Il n’y a pas à dire, ce n’est pas parce qu’on discute intensément sur Skype pendant des années qu’on connait réellement une personne et qu’on va pouvoir voyager avec elle, même si on l’a rencontrée en chair et en os 6 ans plus tôt. Aussi, le début du voyage fut le théâtre d’innombrables mises au point entre Vinh et moi, qui sommes tous les deux des voyageurs solitaires à la base. Cependant, comme Vinh a fait preuve de beaucoup d’écoute et de flexibilité, nous avons continué la route ensemble.

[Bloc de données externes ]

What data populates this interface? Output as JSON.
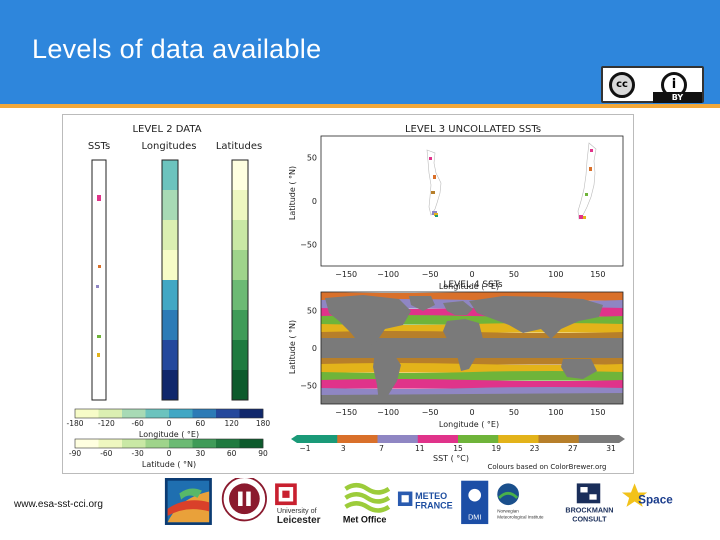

À Nha-Trang, je fus traité comme un vrai touriste. On me proposait de la Marijuana à tous les coins de rue, ou, plus tôt dans la journée, des cigarettes, et j’avais à ma disposition toutes les motos du monde pour rentrer à mon hôtel. Cependant, je n’ai pas perdu tout mon temps puisque j’ai fait la connaissance de Luna, une Chinoise un peu plus jeune que moi qui m’a invitée à lui rendre visite en Chine et, un autre jour, j’ai pu acheter un guide de conversation vietnamien-anglais qui allait me permettre de rencontrer des locaux.

Le diner

Un soir, après une belle journée d’exploration hors de la ville, Vinh et moi sommes allés manger dans un petit shop local au bord de l’eau. On avait choisi une fondue vietnamienne aux fruits de mer. C’était délicieux. Et c’est là que Vinh m’a dit que j’étais trop stressé. Elle a lancé ça comme ça, l’air de rien.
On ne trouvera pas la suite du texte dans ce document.